Speak With A Professional

If you would like to reach out to a substance abuse treatment professional at Flatirons Recovery
call us at 303-219-8571

Major Depressive Disorder

Major Depressive Disorder is one of the most common mental health disorders in the United States. According to the National Institute for Mental Health, among U.S. adults aged 18 or older in 2017, an estimated 17.3 million adults in the United States reported at least one major depressive episode. This number represented 7.1% of all U.S. adults. Further, the prevalence of major depressive episode was higher among adult females (8.7%) compared to males (5.3%), and the prevalence of adults with a major depressive episode was highest among individuals aged 18-25 (13.1%).

Typical symptoms of depression include depressed mood for most of the day, nearly every day; diminished pleasure in activities; significant weight loss; difficulty sleeping or sleeping too much; fatigue and/or loss of energy nearly every day; feelings of worthlessness; and recurrent thoughts of death.

Anxiety Disorder

Anxiety disorders are the most common mental health concern in the United States. It has been estimated by various studies that over 40 million adults in the U.S. have an anxiety disorder. Common anxiety disorders include Generalized Anxiety Disorder, Panic Disorder, and Social Anxiety Disorder.

Typical symptoms of anxiety disorders include difficulty controlling worry; restlessness, feeling keyed up, or on edge; being easily fatigued; difficulty concentrating; elevated irritability; muscle tension; and sleep disturbance.

Bi-polar Disorder

While not as common as Depressive or Anxiety Disorders, Bipolar Disorder causes dramatic shifts in a person’s mood, energy and ability to think clearly. People with bipolar disorder experiences periods of mania and depression—which differ drastically from the typical ups-and-downs most people experience.

The National Institute for Mental Health estimates that 2.8% of U.S. adults had bipolar disorder in the past year, and that an estimated 4.4% of U.S. adults experience bipolar disorder at some time in their lives.

The National Alliance on Mental Illness believes “that the average age-of-onset is about 25, but it can occur in the teens, or more uncommonly, in childhood. The condition affects men and women equally, and that nearly 83% of cases classified as severe.”

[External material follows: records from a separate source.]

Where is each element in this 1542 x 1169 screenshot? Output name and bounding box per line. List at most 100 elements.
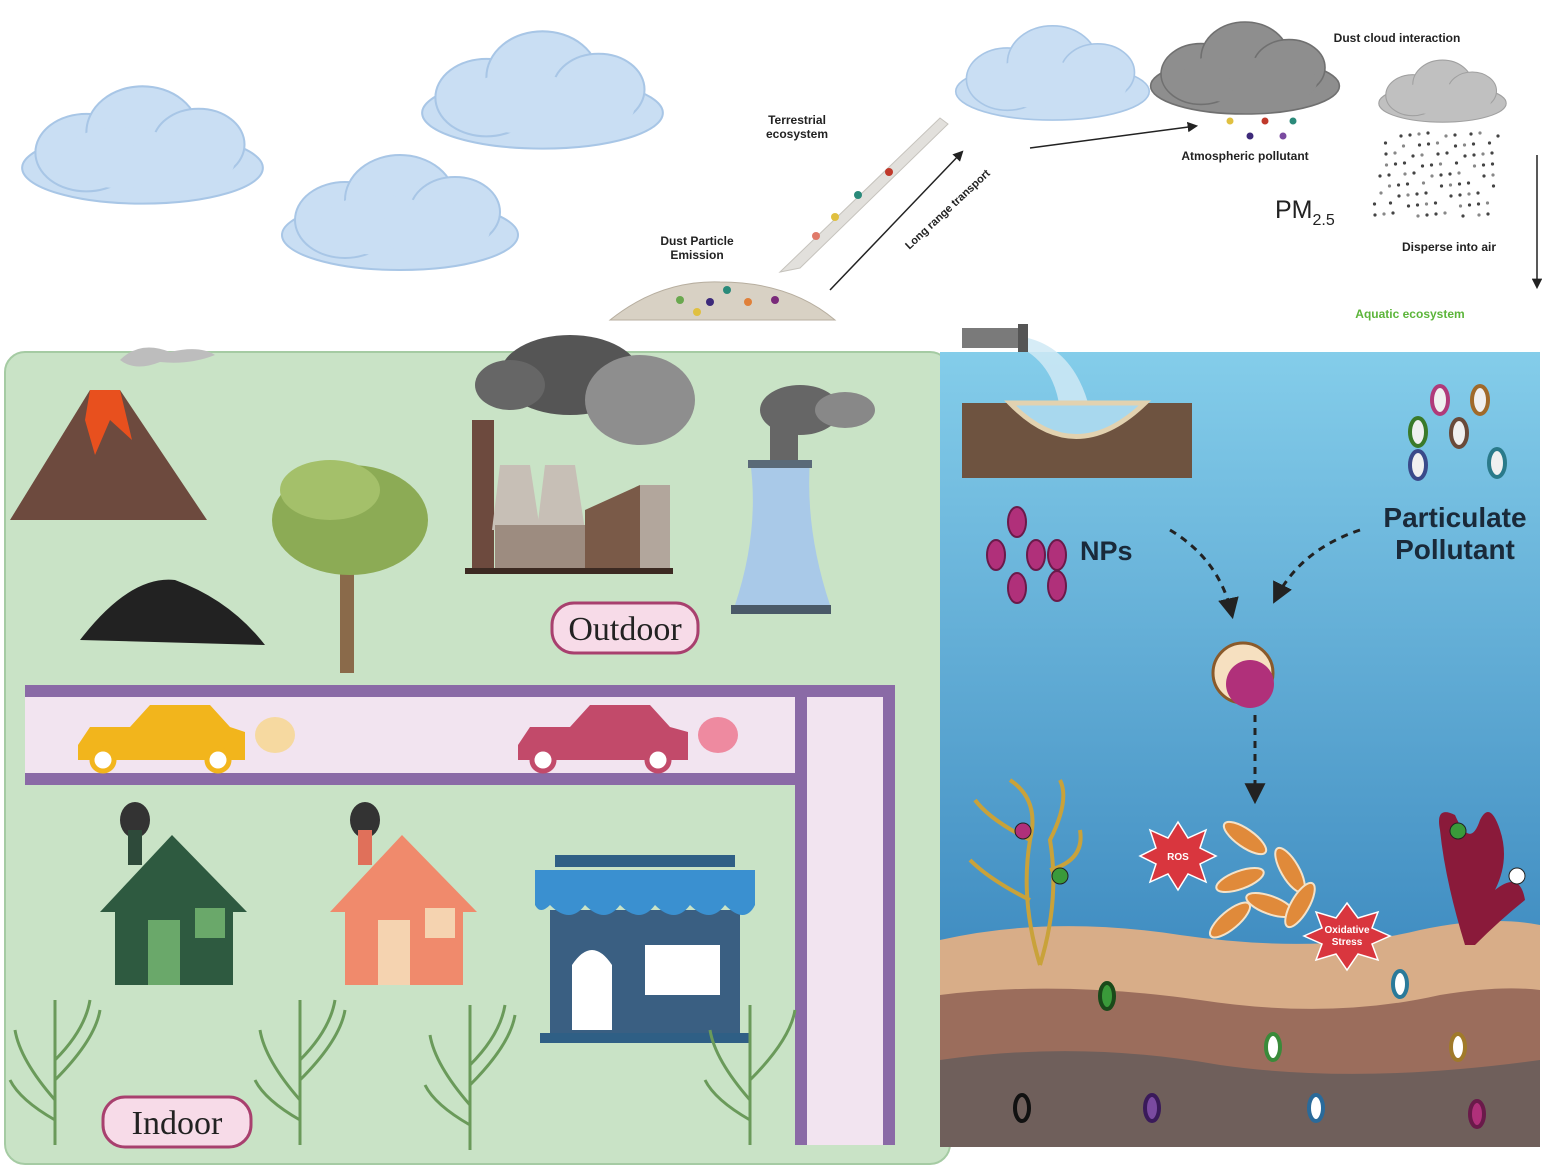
- sediment-particles: [1470, 1101, 1484, 1127]
- pm-dots: [1461, 214, 1464, 217]
- house: [425, 908, 455, 938]
- pm-dots: [1448, 172, 1451, 175]
- pipe: [1018, 324, 1028, 352]
- pm-dots: [1412, 171, 1415, 174]
- pm-dots: [1459, 204, 1462, 207]
- pm-dots: [1406, 182, 1409, 185]
- sediment-particles: [1393, 971, 1407, 997]
- pm-dots: [1481, 152, 1484, 155]
- pm-dots: [1388, 184, 1391, 187]
- atmospheric-pollutant-dots: [1227, 118, 1297, 140]
- pm-dots: [1434, 201, 1437, 204]
- cooling-tower: [815, 392, 875, 428]
- pm-dots: [1427, 142, 1430, 145]
- pm-dots: [1467, 192, 1470, 195]
- sediment-particles: [1100, 983, 1114, 1009]
- particle: [1509, 868, 1525, 884]
- label: Outdoor: [568, 611, 682, 648]
- pm-dots: [1379, 191, 1382, 194]
- cloud: [22, 86, 263, 203]
- particle: [1450, 823, 1466, 839]
- pm-dots: [1463, 143, 1466, 146]
- pm-dots: [1397, 194, 1400, 197]
- pm-dots: [1399, 134, 1402, 137]
- pm-dots: [1425, 213, 1428, 216]
- pm-dots: [1373, 202, 1376, 205]
- car: [207, 749, 229, 771]
- pm-dots: [1402, 144, 1405, 147]
- np-particles: [1027, 540, 1045, 570]
- pm-dots: [1445, 151, 1448, 154]
- house: [358, 830, 372, 865]
- pm-dots: [1397, 183, 1400, 186]
- gray-cloud: [1151, 22, 1340, 114]
- label: Indoor: [132, 1105, 223, 1142]
- pm-dots: [1385, 163, 1388, 166]
- gray-cloud: [1151, 22, 1340, 114]
- pm-dots: [1453, 133, 1456, 136]
- gray-cloud: [1379, 60, 1506, 122]
- pm-dots: [1391, 211, 1394, 214]
- pm-dots: [1439, 162, 1442, 165]
- label: PM: [1275, 196, 1313, 224]
- pm-dots: [1407, 204, 1410, 207]
- car: [532, 749, 554, 771]
- pm-dots: [1454, 144, 1457, 147]
- factory: [640, 485, 670, 570]
- dust-mound: [706, 298, 714, 306]
- label: Particulate: [1383, 502, 1526, 533]
- pm-dots: [1490, 151, 1493, 154]
- pm-dots: [1449, 183, 1452, 186]
- label: Pollutant: [1395, 534, 1515, 565]
- particulate-particles: [1472, 386, 1488, 414]
- pm-dots: [1491, 173, 1494, 176]
- factory: [465, 568, 673, 574]
- pm-dots: [1491, 162, 1494, 165]
- factory: [475, 360, 545, 410]
- label: NPs: [1080, 536, 1133, 566]
- pm-dots: [1444, 134, 1447, 137]
- pm-dots: [1384, 152, 1387, 155]
- pm-dots: [1482, 163, 1485, 166]
- pm-dots: [1469, 132, 1472, 135]
- pm-label: PM2.5: [1275, 196, 1335, 229]
- pm-dots: [1408, 133, 1411, 136]
- pm-dots: [1457, 171, 1460, 174]
- particulate-particles: [1451, 419, 1467, 447]
- dust-streak: [885, 168, 893, 176]
- pm-dots: [1411, 154, 1414, 157]
- pm-dots: [1422, 181, 1425, 184]
- pm-dots: [1455, 161, 1458, 164]
- particle: [1052, 868, 1068, 884]
- shop: [645, 945, 720, 995]
- factory: [495, 525, 585, 570]
- diagram: Terrestrial ecosystem Dust Particle Emis…: [0, 0, 1542, 1169]
- label: Atmospheric pollutant: [1181, 149, 1308, 163]
- particulate-particles: [1410, 418, 1426, 446]
- pm-dots: [1458, 193, 1461, 196]
- pm-dots: [1463, 154, 1466, 157]
- dust-mound: [771, 296, 779, 304]
- pm-dots: [1476, 191, 1479, 194]
- pm-dots: [1486, 201, 1489, 204]
- road: [807, 697, 883, 1145]
- dust-streak: [780, 118, 948, 272]
- pm-dots: [1478, 131, 1481, 134]
- dust-mound: [723, 286, 731, 294]
- cooling-tower: [770, 420, 798, 465]
- pm-dots: [1425, 202, 1428, 205]
- pm-dots: [1424, 191, 1427, 194]
- atmospheric-pollutant-dots: [1227, 118, 1234, 125]
- pm-dots: [1416, 214, 1419, 217]
- pm-dots: [1467, 181, 1470, 184]
- pm-dots: [1458, 182, 1461, 185]
- label: Oxidative: [1324, 925, 1369, 936]
- sediment-particles: [1451, 1034, 1465, 1060]
- car: [92, 749, 114, 771]
- pm-dots: [1418, 143, 1421, 146]
- pm-dots: [1415, 192, 1418, 195]
- pm-dots: [1472, 142, 1475, 145]
- label: Emission: [670, 248, 723, 262]
- pm-dots: [1416, 203, 1419, 206]
- pm-dots: [1439, 173, 1442, 176]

Typical symptoms of mania include periods of sleeplessness that can last for many days; inflated self-esteem or grandiose thinking; impulsive behaviors such as lavish spending or risky sexual encounters; and racing thoughts.

Typical symptoms of depression include depressed mood for most of the day, nearly every day; diminished pleasure in activities; significant weight loss; difficulty sleeping or sleeping too much; fatigue and/or loss of energy nearly every day; feelings of worthlessness; and recurrent thoughts of death.

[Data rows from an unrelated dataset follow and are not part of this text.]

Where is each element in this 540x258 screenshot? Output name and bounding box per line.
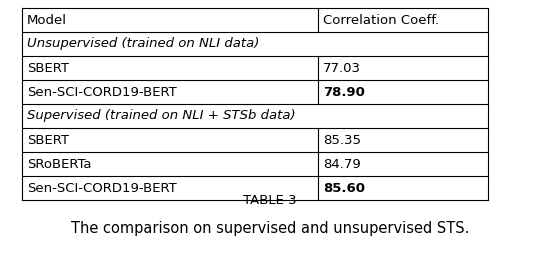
Text: 84.79: 84.79 [323, 157, 361, 171]
Text: 85.35: 85.35 [323, 133, 361, 147]
Text: Sen-SCI-CORD19-BERT: Sen-SCI-CORD19-BERT [27, 181, 177, 195]
Text: The comparison on supervised and unsupervised STS.: The comparison on supervised and unsuper… [71, 221, 469, 236]
Text: SBERT: SBERT [27, 133, 69, 147]
Text: 78.90: 78.90 [323, 85, 365, 99]
Text: SBERT: SBERT [27, 61, 69, 75]
Text: TABLE 3: TABLE 3 [243, 194, 297, 206]
Text: Correlation Coeff.: Correlation Coeff. [323, 13, 439, 27]
Text: Supervised (trained on NLI + STSb data): Supervised (trained on NLI + STSb data) [27, 109, 295, 123]
Text: 77.03: 77.03 [323, 61, 361, 75]
Text: Unsupervised (trained on NLI data): Unsupervised (trained on NLI data) [27, 37, 259, 51]
Text: SRoBERTa: SRoBERTa [27, 157, 91, 171]
Text: Sen-SCI-CORD19-BERT: Sen-SCI-CORD19-BERT [27, 85, 177, 99]
Text: Model: Model [27, 13, 67, 27]
Text: 85.60: 85.60 [323, 181, 365, 195]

Post-traumatic Stress Disorder

Post-traumatic stress disorder (PTSD) may develop after a person has been exposed to an event that is more significant than a typical stressor. These may include, but are not limited to, violent personal assaults, natural or human-caused disasters, accidents, combat, and other forms of physical, emotional, and/or relational violence.

The National Institute of Mental Health (NIMH) estimates that approximately one half of all U.S. adults will experience at least one traumatic event in their lives, though most will not develop PTSD. NIMH also reports that 3.6% of U.S. adults met diagnostic criteria for PTSD in the past year, and that the prevalence of PTSD among adults was higher for females (5.2%) than for males (1.8%).

Typical symptoms of PTSD include persistent, frightening thoughts and memories of the event(s); frequent sleep difficulty; feeling detached or numb; being easily startled by loud noises or unexpected encounters. In severe forms, PTSD significantly impairs a person’s ability to function at work and at home, both socially and relationally.